De-cluttering can be such an overwhelming task. The visual impact of all those seemingly random items can initiate a fight, flight or freeze response for many; flight and freeze being the most common.
There are the challenges of lack of space to work. Bodies get sore from awkward positions and standing too long.
We don’t know where to put things. Decisions about what to keep, what to donate, and to whom.
Unearthing long-forgotten items unblocks floods of memories. Even if the memories are good, just the volume can be exhausting.
No wonder so many people just shut down when it comes to de-cluttering! And now, I’m going to overwhelm you even more. De-cluttering takes a long time.
A very rough estimate is one half hour of work for each month that clutter has built up, per room. Has it been 10 years since you tackled the garage? That translates to 60 hours. Yes, 6-0 hours. More than an entire work week! A modest seven-room home that hasn’t been de-cluttered for just 5 years could add up to 210 hours. Of course, there are many variables, and your situation could take more or less time, but my point is that de-cluttering is time consuming.
Why do I deliver such discouraging news? Because we can be more successful when we prepare appropriately for the realities of the situation. Many believe a weekend or two of serious work will solve their clutter problems. And if they hire a professional organizer, then one or two appointments should be sufficient, right? If only it were so easy!
But it’s not hopeless. The finish line is just a bit further away than you thought.
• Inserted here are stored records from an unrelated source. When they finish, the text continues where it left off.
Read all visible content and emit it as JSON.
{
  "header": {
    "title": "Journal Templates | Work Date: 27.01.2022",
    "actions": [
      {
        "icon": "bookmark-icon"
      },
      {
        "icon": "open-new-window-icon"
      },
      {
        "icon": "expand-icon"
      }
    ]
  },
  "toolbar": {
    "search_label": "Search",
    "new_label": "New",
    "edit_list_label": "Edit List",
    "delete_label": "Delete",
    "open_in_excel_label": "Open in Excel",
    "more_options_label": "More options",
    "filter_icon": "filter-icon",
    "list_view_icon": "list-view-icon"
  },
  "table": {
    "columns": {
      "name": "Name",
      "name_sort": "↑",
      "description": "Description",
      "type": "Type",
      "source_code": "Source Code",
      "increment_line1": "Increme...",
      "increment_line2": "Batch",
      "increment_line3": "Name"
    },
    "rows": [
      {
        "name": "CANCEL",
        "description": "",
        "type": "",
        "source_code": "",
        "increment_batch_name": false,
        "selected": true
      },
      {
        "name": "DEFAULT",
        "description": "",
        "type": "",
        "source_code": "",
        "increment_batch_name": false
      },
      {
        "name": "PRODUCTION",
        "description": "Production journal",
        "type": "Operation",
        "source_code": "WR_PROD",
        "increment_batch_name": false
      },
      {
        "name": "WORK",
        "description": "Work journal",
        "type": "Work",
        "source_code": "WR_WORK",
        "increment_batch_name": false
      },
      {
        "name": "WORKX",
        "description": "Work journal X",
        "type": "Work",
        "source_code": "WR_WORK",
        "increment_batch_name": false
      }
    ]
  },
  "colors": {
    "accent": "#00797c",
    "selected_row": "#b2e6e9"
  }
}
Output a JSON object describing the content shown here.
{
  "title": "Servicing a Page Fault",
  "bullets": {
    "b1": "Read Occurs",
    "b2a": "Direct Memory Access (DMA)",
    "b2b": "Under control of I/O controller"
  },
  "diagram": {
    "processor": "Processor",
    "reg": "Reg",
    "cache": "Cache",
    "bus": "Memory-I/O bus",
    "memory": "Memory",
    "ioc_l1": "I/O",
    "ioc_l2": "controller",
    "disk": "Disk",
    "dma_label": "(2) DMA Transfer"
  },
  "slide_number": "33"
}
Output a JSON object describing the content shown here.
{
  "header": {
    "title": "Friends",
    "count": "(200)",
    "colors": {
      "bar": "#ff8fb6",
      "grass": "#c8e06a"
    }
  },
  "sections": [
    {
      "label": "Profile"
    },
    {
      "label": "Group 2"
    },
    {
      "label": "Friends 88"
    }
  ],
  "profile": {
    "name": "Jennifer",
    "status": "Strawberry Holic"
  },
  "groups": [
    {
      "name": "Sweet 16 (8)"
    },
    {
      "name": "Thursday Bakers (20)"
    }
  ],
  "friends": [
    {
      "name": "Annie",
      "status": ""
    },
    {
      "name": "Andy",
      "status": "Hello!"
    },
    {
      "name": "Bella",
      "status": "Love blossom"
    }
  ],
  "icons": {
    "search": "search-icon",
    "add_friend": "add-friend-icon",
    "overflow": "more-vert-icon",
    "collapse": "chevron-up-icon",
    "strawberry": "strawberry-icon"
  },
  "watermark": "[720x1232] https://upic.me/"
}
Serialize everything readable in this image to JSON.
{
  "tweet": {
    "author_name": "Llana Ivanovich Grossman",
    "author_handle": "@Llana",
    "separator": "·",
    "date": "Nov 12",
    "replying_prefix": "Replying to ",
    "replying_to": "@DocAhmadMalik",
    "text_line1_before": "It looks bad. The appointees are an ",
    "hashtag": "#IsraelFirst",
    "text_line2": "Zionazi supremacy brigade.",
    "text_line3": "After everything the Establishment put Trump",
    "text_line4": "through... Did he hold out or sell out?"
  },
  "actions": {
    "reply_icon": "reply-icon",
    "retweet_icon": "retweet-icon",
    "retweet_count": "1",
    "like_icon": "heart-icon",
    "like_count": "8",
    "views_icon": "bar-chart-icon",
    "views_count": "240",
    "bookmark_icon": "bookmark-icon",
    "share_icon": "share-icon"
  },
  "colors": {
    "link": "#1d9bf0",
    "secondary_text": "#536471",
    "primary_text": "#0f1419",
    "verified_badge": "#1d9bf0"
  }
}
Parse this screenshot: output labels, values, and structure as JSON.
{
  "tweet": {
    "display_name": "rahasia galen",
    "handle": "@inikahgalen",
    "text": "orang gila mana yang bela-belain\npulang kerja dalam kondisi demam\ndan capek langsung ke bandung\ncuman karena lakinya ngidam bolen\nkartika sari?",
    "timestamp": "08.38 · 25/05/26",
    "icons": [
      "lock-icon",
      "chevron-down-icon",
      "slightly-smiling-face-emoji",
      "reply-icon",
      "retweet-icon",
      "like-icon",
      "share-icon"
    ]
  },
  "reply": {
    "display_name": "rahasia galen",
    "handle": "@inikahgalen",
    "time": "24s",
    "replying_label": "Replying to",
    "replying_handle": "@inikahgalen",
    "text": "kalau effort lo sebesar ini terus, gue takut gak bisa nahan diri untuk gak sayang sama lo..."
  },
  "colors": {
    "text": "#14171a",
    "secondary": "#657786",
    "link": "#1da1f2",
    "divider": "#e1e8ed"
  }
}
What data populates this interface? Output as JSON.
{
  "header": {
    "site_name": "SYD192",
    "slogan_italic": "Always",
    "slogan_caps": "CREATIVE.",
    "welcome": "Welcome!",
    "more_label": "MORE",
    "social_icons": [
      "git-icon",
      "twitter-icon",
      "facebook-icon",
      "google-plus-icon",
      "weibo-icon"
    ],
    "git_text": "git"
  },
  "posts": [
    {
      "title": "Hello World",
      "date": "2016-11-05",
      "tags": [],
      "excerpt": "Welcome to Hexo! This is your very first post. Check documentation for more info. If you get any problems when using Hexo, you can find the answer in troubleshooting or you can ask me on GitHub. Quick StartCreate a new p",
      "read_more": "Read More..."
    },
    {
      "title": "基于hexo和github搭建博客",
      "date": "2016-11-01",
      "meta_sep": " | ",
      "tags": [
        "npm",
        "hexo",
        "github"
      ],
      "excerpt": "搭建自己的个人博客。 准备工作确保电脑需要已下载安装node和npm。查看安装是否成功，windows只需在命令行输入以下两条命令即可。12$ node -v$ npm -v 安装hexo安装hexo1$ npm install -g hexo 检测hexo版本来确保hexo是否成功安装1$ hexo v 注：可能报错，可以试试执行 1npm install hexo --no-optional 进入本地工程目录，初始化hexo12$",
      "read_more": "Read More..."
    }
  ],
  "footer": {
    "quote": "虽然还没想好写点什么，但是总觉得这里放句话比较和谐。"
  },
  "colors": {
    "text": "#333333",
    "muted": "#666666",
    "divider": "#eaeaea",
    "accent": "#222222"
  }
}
Instead of expecting yourself to de-clutter in one weekend, view it as a long-term project, like getting fit or learning to play an instrument. On any given day, you may not notice much change from the day before, but repeated actions over time will gradually make a difference.
Here are some ways to sustain yourself during your de-cluttering journey:
- Practice excellent self-care. De-cluttering can deplete your resources. Maintaining your good health will serve you well.
- Focus on why you want to de-clutter and start living that life now. Don’t put your life on hold until you de-clutter.
- Practice preventive measures. If you do nothing else, start practicing the “one in, one out” rule. For everything that comes into your home, get rid of an equal volume.
- Experiment with ways to integrate de-cluttering into your life. Figure out how to do a few minutes a day, or an hour or two each week.
Let me know what else helps you sustain your de-cluttering efforts.